Books
This 100-Page Book is Basically 'Coraline' Meets 'Black Mirror' & It's SO Creepy
I love a good mashup, especially of the literary variety, and I found exactly what I was looking for this summer when I picked up a copy of Jeremy C. Shipp's The Atrocities: a gothic novella that reads like Coraline meets Black Mirror. If you haven't already read it, I've got a few good reasons you should put it on your TBR, A.S.A.P. Here's why.
The Atrocities opens with Danna Valdez wandering through a hedge maze on her way to her new job as a governess to a wealthy family's troubled daughter. Located within the maze are the titular Atrocities: grotesque statues from the Bible's more disturbing parables that mark the way through the maze. Danna has instructions: "Turn left at the screaming woman with a collapsing face. Turn right at the kneeling man with bleeding sores the size of teacups. If you come across a big-breasted bear with a child’s head in her jaws, you’re going the wrong way."
(That's the first paragraph of Shipp's novella, by the way.)
The atrocities in the maze are nothing compared to what Danna finds inside Stockton House, which is covered in disturbing paintings of people whose bodies have been abused and twisted into unimaginable contortions. Her narration tells us that "Each canvass houses an emaciated figure draped in tattered strips of gossamer. Wings made of human fingers spread out from their backs, and their ashen skin stretches tight over their bones like shrink-wrap. None of their faces have eyebrows or teeth or lips."
The Atrocities by Jeremy C. Shipp, $10, Amazon
As it turns out, these paintings are the work of Isabella's father, Mr Evers. His daughter is dead, but he still wants Danna to be her governess, because his wife has possibly gone insane from the loss of their child. Either that, or Isabella's ghost really does linger in the house, visible only to her mother. In any case, Mr Evers wants to keep Danna on to help his wife sort through her madness and grief.
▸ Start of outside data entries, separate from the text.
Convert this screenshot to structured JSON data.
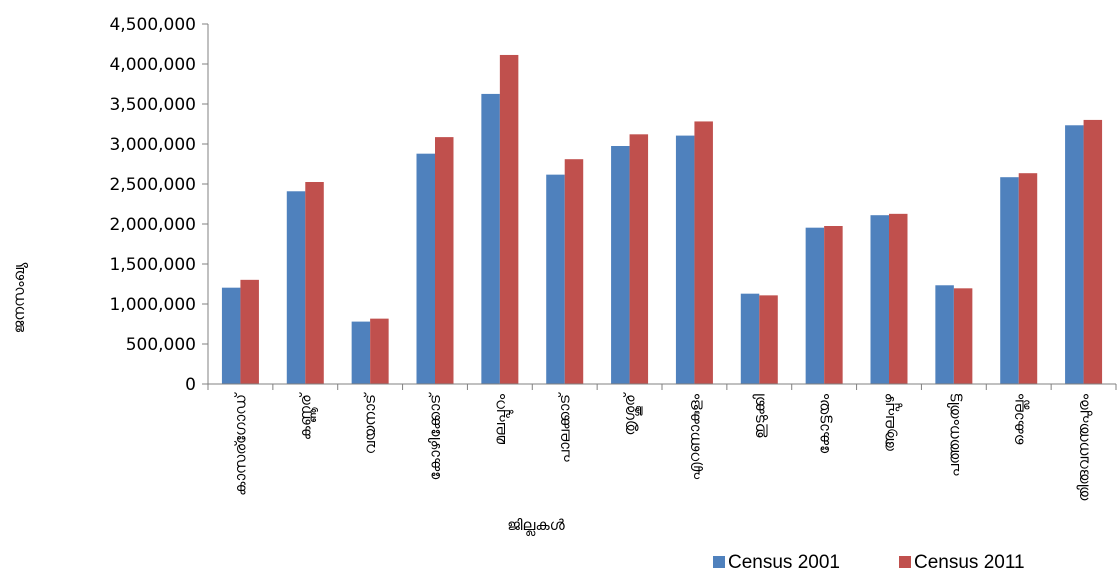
{
  "chart_data": {
    "type": "bar",
    "categories": [
      "കാസര്ഗോഡ്",
      "കണ്ണൂര്",
      "വയനാട്",
      "കോഴിക്കോട്",
      "മലപ്പുറം",
      "പാലക്കാട്",
      "തൃശ്ശൂര്",
      "എറണാകുളം",
      "ഇടുക്കി",
      "കോട്ടയം",
      "ആലപ്പുഴ",
      "പത്തനംതിട്ട",
      "കൊല്ലം",
      "തിരുവനന്തപുരം"
    ],
    "series": [
      {
        "name": "Census 2001",
        "color": "#4f81bd",
        "values": [
          1204000,
          2409000,
          780000,
          2879000,
          3626000,
          2617000,
          2975000,
          3105000,
          1129000,
          1954000,
          2110000,
          1234000,
          2585000,
          3234000
        ]
      },
      {
        "name": "Census 2011",
        "color": "#c0504d",
        "values": [
          1302000,
          2525000,
          817000,
          3086000,
          4113000,
          2810000,
          3121000,
          3282000,
          1108000,
          1975000,
          2127000,
          1196000,
          2635000,
          3301000
        ]
      }
    ],
    "yticks": [
      "0",
      "500,000",
      "1,000,000",
      "1,500,000",
      "2,000,000",
      "2,500,000",
      "3,000,000",
      "3,500,000",
      "4,000,000",
      "4,500,000"
    ],
    "ylim": [
      0,
      4500000
    ],
    "xlabel": "ജില്ലകൾ",
    "ylabel": "ജനസംഖ്യ",
    "legend_position": "bottom-right",
    "grid": false
  }
}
At just over 100 pages, The Atrocities is short, but the time I spent in Stockton House made me feel like Coraline exploring the Other World. Around every corner, there seemed to lurk some frightening element that hardly fazed Danna, but gave me all of the creeps. Stockton House truly feels like it occupies a space separated entirely from the real world, and the new governess' position as an outsider in Isabella's haunted house calls to mind the "Playtest" episode of Black Mirror, which follows a broke traveler through a house of horrors designed to learn exactly what scares him.
The surreality of both Mr Evers' artwork and Mrs Evers' bizarre behavior made me feel as if we might learn that it was all a dream at any moment. I won't spoil the ending for you, but I definitely recommend picking up Jeremy C. Shipp's The Atrocities to read for yourself.